On Sept. 8, 2021, the feast day of the Blessed Mother, the Diocese of Providence will begin a nine-month-long celebration of the 150th anniversary of its founding.
“The 150th anniversary is a very significant moment in the life of the diocese,” Bishop Thomas J. Tobin told Rhode Island Catholic. It is a major milestone and it’s a chance again for us to reflect upon the past and to remember with gratitude, and with prayer, all of those who have gone before us — to keep their memory alive.”
“It’s an opportunity for us to again thank God for all the blessings he’s given to this diocese for 150 years; it’s amazing. It’s also an opportunity to look to the future and to renew our faith, renew our commitment, to renew our zeal for the years coming forward.”
Although the Diocese of Providence was founded in February, 1872, after the bull of Pope Pius IX was promulgated on January 31, 1872, New England’s unpredictable winters led the sesquicentennial planners to build a nine-month celebration around key feast days in the church.
“If we had a nice celebration of Mary on her birthday, Sept. 8, to kick off our sesquicentennial year, we can devote all of our activities and programs of our jubilee year to the patronage of our Blessed Mother,” Bishop Tobin said.
The official concluding celebration and Mass are slated to take place on Sunday, June 26, 2022, the Sunday closest to the feast day of the diocese’s patrons, Saints Peter and Paul.
“We’re planning a very large and solemn and joyful liturgical celebration,” the bishop said.
The celebrations slated to take place between those dates, which are still in the planning stages, will, at Bishop Tobin’s direction, feature four major elements throughout.
A liturgical and devotional element, with special liturgies and devotions offered throughout the year, will highlight special feast days and celebrations.
An educational component, which will include the Catholic schools and religious education, will focus on providing instructive programming about the history of the diocese through guest speakers and lectures for the community to participate in. This effort could also feature a display of mementos and keepsakes that people could visit and learn from, as well as a series of articles in Rhode Island Catholic.
A third element crucial to the celebration is a focus on diocesan social service and Catholic Charity outreach.
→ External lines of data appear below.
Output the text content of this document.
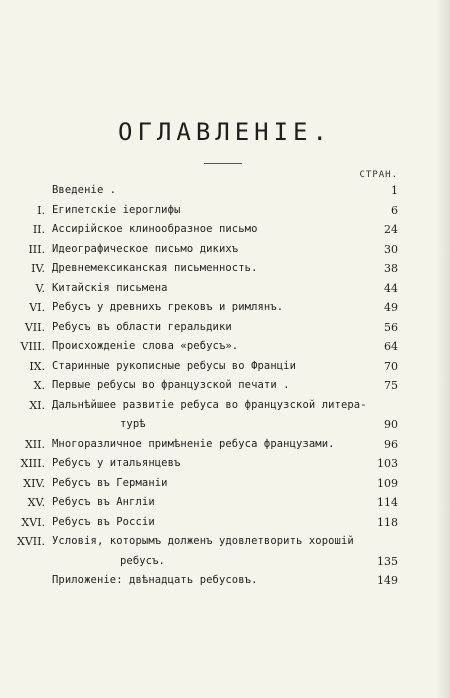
ОГЛАВЛЕНІЕ.
СТРАН.
Введеніе .	1
I. Египетскіе іероглифы	6
II. Ассирійское клинообразное письмо	24
III. Идеографическое письмо дикихъ	30
IV. Древнемексиканская письменность.	38
V. Китайскія письмена	44
VI. Ребусъ у древнихъ грековъ и римлянъ.	49
VII. Ребусъ въ области геральдики	56
VIII. Происхожденіе слова «ребусъ».	64
IX. Старинные рукописные ребусы во Франціи	70
X. Первые ребусы во французской печати .	75
XI. Дальнѣйшее развитіе ребуса во французской литера-
турѣ	90
XII. Многоразличное примѣненіе ребуса французами.	96
XIII. Ребусъ у итальянцевъ	103
XIV. Ребусъ въ Германіи	109
XV. Ребусъ въ Англіи	114
XVI. Ребусъ въ Россіи	118
XVII. Условія, которымъ долженъ удовлетворить хорошій
ребусъ.	135
Приложеніе: двѣнадцать ребусовъ.	149
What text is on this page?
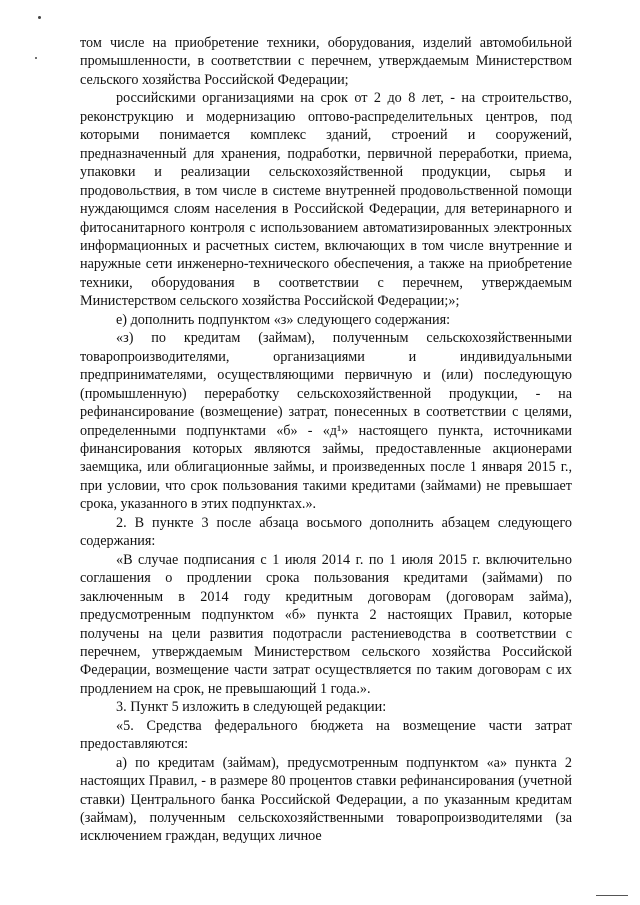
том числе на приобретение техники, оборудования, изделий автомобильной промышленности, в соответствии с перечнем, утверждаемым Министерством сельского хозяйства Российской Федерации;

российскими организациями на срок от 2 до 8 лет, - на строительство, реконструкцию и модернизацию оптово-распределительных центров, под которыми понимается комплекс зданий, строений и сооружений, предназначенный для хранения, подработки, первичной переработки, приема, упаковки и реализации сельскохозяйственной продукции, сырья и продовольствия, в том числе в системе внутренней продовольственной помощи нуждающимся слоям населения в Российской Федерации, для ветеринарного и фитосанитарного контроля с использованием автоматизированных электронных информационных и расчетных систем, включающих в том числе внутренние и наружные сети инженерно-технического обеспечения, а также на приобретение техники, оборудования в соответствии с перечнем, утверждаемым Министерством сельского хозяйства Российской Федерации;»;

е) дополнить подпунктом «з» следующего содержания:

«з) по кредитам (займам), полученным сельскохозяйственными товаропроизводителями, организациями и индивидуальными предпринимателями, осуществляющими первичную и (или) последующую (промышленную) переработку сельскохозяйственной продукции, - на рефинансирование (возмещение) затрат, понесенных в соответствии с целями, определенными подпунктами «б» - «д¹» настоящего пункта, источниками финансирования которых являются займы, предоставленные акционерами заемщика, или облигационные займы, и произведенных после 1 января 2015 г., при условии, что срок пользования такими кредитами (займами) не превышает срока, указанного в этих подпунктах.».

2. В пункте 3 после абзаца восьмого дополнить абзацем следующего содержания:

«В случае подписания с 1 июля 2014 г. по 1 июля 2015 г. включительно соглашения о продлении срока пользования кредитами (займами) по заключенным в 2014 году кредитным договорам (договорам займа), предусмотренным подпунктом «б» пункта 2 настоящих Правил, которые получены на цели развития подотрасли растениеводства в соответствии с перечнем, утверждаемым Министерством сельского хозяйства Российской Федерации, возмещение части затрат осуществляется по таким договорам с их продлением на срок, не превышающий 1 года.».

3. Пункт 5 изложить в следующей редакции:

«5. Средства федерального бюджета на возмещение части затрат предоставляются:

а) по кредитам (займам), предусмотренным подпунктом «а» пункта 2 настоящих Правил, - в размере 80 процентов ставки рефинансирования (учетной ставки) Центрального банка Российской Федерации, а по указанным кредитам (займам), полученным сельскохозяйственными товаропроизводителями (за исключением граждан, ведущих личное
The diocese plans to encourage special initiatives in parishes and communities during the jubilee year to emphasize the important social justice and charitable outreach work the church provides.
The final element is a renewed emphasis on one of the church’s key themes: evangelization.
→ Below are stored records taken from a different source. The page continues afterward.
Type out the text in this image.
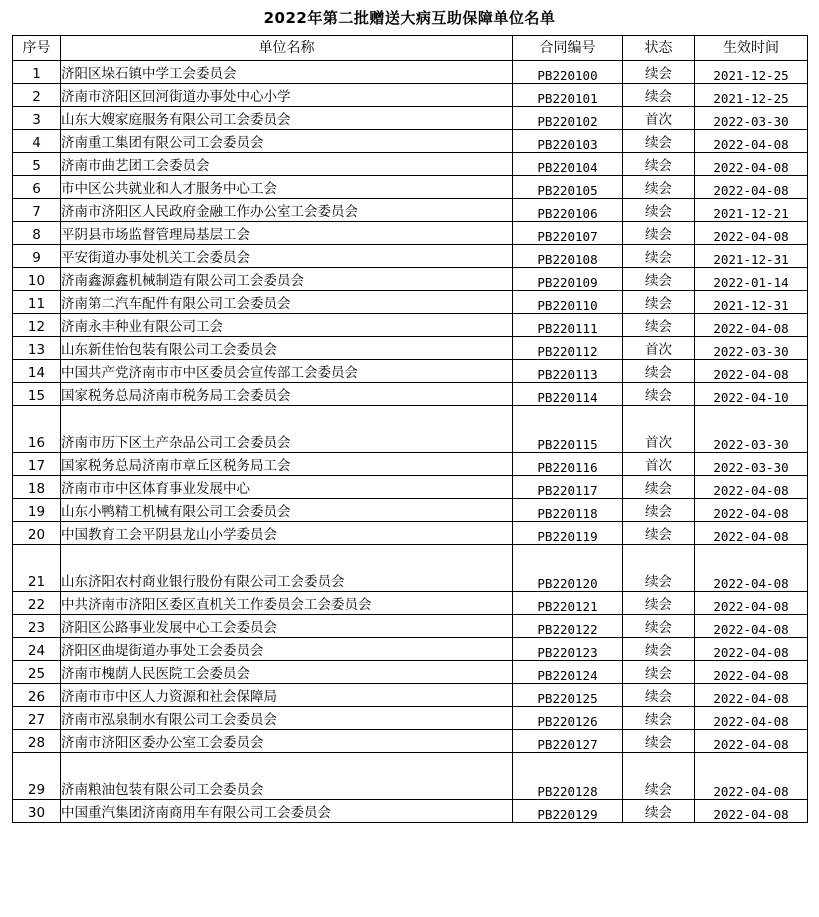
2022年第二批赠送大病互助保障单位名单
序号	单位名称	合同编号	状态	生效时间
1	济阳区垛石镇中学工会委员会	PB220100	续会	2021-12-25
2	济南市济阳区回河街道办事处中心小学	PB220101	续会	2021-12-25
3	山东大嫂家庭服务有限公司工会委员会	PB220102	首次	2022-03-30
4	济南重工集团有限公司工会委员会	PB220103	续会	2022-04-08
5	济南市曲艺团工会委员会	PB220104	续会	2022-04-08
6	市中区公共就业和人才服务中心工会	PB220105	续会	2022-04-08
7	济南市济阳区人民政府金融工作办公室工会委员会	PB220106	续会	2021-12-21
8	平阴县市场监督管理局基层工会	PB220107	续会	2022-04-08
9	平安街道办事处机关工会委员会	PB220108	续会	2021-12-31
10	济南鑫源鑫机械制造有限公司工会委员会	PB220109	续会	2022-01-14
11	济南第二汽车配件有限公司工会委员会	PB220110	续会	2021-12-31
12	济南永丰种业有限公司工会	PB220111	续会	2022-04-08
13	山东新佳怡包装有限公司工会委员会	PB220112	首次	2022-03-30
14	中国共产党济南市市中区委员会宣传部工会委员会	PB220113	续会	2022-04-08
15	国家税务总局济南市税务局工会委员会	PB220114	续会	2022-04-10
16	济南市历下区土产杂品公司工会委员会	PB220115	首次	2022-03-30
17	国家税务总局济南市章丘区税务局工会	PB220116	首次	2022-03-30
18	济南市市中区体育事业发展中心	PB220117	续会	2022-04-08
19	山东小鸭精工机械有限公司工会委员会	PB220118	续会	2022-04-08
20	中国教育工会平阴县龙山小学委员会	PB220119	续会	2022-04-08
21	山东济阳农村商业银行股份有限公司工会委员会	PB220120	续会	2022-04-08
22	中共济南市济阳区委区直机关工作委员会工会委员会	PB220121	续会	2022-04-08
23	济阳区公路事业发展中心工会委员会	PB220122	续会	2022-04-08
24	济阳区曲堤街道办事处工会委员会	PB220123	续会	2022-04-08
25	济南市槐荫人民医院工会委员会	PB220124	续会	2022-04-08
26	济南市市中区人力资源和社会保障局	PB220125	续会	2022-04-08
27	济南市泓泉制水有限公司工会委员会	PB220126	续会	2022-04-08
28	济南市济阳区委办公室工会委员会	PB220127	续会	2022-04-08
29	济南粮油包装有限公司工会委员会	PB220128	续会	2022-04-08
30	中国重汽集团济南商用车有限公司工会委员会	PB220129	续会	2022-04-08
The bishop said that a renewed focus on evangelization is needed to reenergize the faithful, who have suffered much in light of the pandemic, which has made it more difficult for them to attend Mass and enjoy the vibrancy in their parishes and schools that they once did.
“This will be an opportunity to really do some outreach and commit ourselves to evangelization again, so much of which takes place at the parish level,” Bishop Tobin said.
The bishop said he hopes that the faithful will embrace the historic significance of this coming moment in the history of the diocese, and they will call to mind all of its former bishops and priests, deacons, and faithful religious who’ve served so well over the past 150 years, as well as all of our ancestors in faith who’ve helped us to become all that we are.
“We stand on their shoulders. We build on their foundations of faith that they have given us. So it’s an opportunity to keep their memory alive and to prayerfully remember them with gratitude. And it’s also a chance to move into the future,” Bishop Tobin said.
“It is a chance for us to renew our zeal, renew our faith, renew our commitment to the future. And it’s not just about closing the door on the past, it’s about opening the door on the future. The diocese has been here a long time and pray to God it will be here for a long time.”